When Creepy Converts: A Halloween Story About Retargeting Ads

By , Published October 30, 2014

When Creepy Converts: A Halloween Story About Retargeting Ads image remarketing halloween blog.jpg 600x328

You’re driving down a dark road at night when you notice headlights in your rear view mirror. You turn left. The lights appear behind you a few seconds later. You turn right. There they are again. Eventually, you start to feel like you’re being followed. Do you drive home or do you try to get away?

Similarly, we’ve all experienced the same creepy feeling when we visit a website, browse a few products, and notice that days or even weeks later, ads for that site are popping up on other pages we visit.

Is someone peeking over our shoulders and reporting every keystroke back to Google?

In a way, yes.

It’s called remarketing or retargeting, and it allows site owners to track users after they click away to visit other pages.

It seems creepy at first, but the data doesn’t lie. Sometimes, creepy converts.

Since only 2% of website visitors make a purchase, submit a sales inquiry, or otherwise become a known lead on their first visit, retargeting provides a way for companies to encourage those users to come back, take a second look, or complete a purchase that may have been abandoned somewhere during the sales process.

Think of it this way. You’re browsing for boots on a popular department store website. You find a pair you love, and you pick your size and add them to your shopping cart. Then you look at the time and realize that you need to get dinner in the oven before it’s too late. You walk away from your computer, and by the time you sit back down a few hours later, you’ve forgotten all about the boots.
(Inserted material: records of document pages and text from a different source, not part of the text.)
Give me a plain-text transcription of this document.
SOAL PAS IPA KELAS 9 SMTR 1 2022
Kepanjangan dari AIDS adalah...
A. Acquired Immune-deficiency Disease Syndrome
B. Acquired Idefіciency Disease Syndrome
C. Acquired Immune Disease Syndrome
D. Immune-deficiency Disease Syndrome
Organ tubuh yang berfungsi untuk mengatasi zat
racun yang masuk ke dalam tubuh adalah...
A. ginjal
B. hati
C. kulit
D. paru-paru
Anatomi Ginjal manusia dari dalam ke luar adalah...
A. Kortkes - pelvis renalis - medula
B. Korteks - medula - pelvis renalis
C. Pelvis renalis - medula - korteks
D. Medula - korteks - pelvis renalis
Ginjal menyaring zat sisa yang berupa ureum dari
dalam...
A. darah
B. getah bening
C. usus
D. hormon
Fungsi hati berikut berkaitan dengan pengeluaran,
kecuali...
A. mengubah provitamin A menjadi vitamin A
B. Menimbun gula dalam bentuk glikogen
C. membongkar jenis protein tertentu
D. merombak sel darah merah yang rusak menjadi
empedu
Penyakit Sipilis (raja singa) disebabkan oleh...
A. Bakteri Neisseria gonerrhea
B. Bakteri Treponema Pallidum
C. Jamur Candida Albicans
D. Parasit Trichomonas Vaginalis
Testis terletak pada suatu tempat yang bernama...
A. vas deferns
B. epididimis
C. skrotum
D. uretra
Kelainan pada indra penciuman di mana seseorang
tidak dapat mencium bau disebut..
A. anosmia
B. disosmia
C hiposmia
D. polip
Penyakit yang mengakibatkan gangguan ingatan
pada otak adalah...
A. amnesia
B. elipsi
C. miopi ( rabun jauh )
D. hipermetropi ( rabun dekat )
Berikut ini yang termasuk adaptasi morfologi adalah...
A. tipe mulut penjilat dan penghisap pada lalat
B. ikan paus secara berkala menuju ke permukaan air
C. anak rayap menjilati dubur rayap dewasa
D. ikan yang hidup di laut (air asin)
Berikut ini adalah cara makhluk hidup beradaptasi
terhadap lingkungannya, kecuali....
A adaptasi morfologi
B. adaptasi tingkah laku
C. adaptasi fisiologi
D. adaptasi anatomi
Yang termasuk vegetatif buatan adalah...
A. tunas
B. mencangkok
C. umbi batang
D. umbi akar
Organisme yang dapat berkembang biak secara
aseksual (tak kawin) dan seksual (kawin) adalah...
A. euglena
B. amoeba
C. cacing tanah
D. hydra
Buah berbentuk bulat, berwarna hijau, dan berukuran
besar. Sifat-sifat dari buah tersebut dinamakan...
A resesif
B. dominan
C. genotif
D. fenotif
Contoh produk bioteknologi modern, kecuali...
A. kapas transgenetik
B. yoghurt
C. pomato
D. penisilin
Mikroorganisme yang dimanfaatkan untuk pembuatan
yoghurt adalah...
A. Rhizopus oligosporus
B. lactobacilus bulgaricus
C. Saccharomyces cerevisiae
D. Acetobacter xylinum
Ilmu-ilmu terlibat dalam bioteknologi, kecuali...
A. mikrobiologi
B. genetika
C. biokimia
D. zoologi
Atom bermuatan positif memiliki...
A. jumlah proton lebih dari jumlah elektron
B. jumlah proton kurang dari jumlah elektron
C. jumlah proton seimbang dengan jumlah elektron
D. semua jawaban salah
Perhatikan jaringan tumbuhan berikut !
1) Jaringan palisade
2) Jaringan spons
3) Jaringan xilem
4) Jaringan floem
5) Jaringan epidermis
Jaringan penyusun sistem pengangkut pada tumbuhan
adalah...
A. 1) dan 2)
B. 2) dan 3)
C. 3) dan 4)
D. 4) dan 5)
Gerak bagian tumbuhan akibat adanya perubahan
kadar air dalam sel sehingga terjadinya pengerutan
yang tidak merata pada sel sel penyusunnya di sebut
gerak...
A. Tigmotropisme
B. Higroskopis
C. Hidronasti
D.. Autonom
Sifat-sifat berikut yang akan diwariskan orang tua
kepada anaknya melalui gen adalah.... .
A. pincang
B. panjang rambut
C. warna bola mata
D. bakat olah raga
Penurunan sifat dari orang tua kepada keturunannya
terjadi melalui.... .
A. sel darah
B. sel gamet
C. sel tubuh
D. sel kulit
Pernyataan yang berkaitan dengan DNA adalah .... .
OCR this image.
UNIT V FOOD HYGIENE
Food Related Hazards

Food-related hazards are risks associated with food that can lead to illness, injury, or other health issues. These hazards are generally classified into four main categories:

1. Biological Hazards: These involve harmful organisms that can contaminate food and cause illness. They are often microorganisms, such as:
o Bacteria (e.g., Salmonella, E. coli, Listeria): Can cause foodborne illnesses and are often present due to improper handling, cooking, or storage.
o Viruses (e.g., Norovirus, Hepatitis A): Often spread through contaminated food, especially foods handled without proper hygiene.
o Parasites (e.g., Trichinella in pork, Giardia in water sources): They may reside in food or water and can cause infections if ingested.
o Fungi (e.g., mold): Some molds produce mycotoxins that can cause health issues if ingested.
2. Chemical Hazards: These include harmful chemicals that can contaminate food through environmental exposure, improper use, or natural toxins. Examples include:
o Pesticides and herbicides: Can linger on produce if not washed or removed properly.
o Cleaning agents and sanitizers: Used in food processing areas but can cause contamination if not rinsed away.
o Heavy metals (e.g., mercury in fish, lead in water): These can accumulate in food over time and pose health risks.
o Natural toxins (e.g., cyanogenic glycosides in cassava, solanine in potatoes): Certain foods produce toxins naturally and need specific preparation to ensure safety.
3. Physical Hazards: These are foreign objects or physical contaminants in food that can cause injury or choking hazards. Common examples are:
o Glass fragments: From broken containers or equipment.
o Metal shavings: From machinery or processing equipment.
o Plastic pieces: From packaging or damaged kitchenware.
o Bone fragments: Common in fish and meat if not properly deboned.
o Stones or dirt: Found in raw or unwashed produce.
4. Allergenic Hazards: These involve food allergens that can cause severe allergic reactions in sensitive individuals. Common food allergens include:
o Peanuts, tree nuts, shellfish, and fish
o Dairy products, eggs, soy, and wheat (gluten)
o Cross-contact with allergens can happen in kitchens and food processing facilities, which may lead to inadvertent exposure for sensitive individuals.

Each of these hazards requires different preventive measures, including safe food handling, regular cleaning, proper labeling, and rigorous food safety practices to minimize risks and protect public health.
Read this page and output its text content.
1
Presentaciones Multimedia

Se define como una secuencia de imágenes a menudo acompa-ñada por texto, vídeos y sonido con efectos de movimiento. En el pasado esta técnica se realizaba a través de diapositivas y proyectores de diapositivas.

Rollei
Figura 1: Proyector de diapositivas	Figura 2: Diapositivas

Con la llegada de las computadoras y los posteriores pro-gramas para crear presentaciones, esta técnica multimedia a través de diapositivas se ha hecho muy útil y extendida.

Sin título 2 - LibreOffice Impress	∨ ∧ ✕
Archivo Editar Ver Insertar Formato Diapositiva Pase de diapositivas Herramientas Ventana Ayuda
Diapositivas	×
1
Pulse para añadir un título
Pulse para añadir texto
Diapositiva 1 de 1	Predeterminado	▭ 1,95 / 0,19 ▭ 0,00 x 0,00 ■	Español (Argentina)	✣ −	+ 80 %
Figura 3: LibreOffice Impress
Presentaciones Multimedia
A few days later, you’re online again, helping your son do research for a school project. Right there in the sidebar of an educational website, you see a picture of your boots. You’re busy, so you ignore them. But when they pop up again while you’re checking the weather forecast that night, you finally click back over to the department store and finish your purchase.

Whether it’s a mom shopping for boots in her spare time or a busy CEO looking for a new software product in between meetings, there are so many ways potential sales can be lost in the shuffle. Remarketing gives companies a way to recapture those opportunities and turn near-misses into actual sales.

This Halloween, don’t be afraid to employ a creepy tactic. Retargeting ads are a surefire trick that will fill your sales bucket with treats!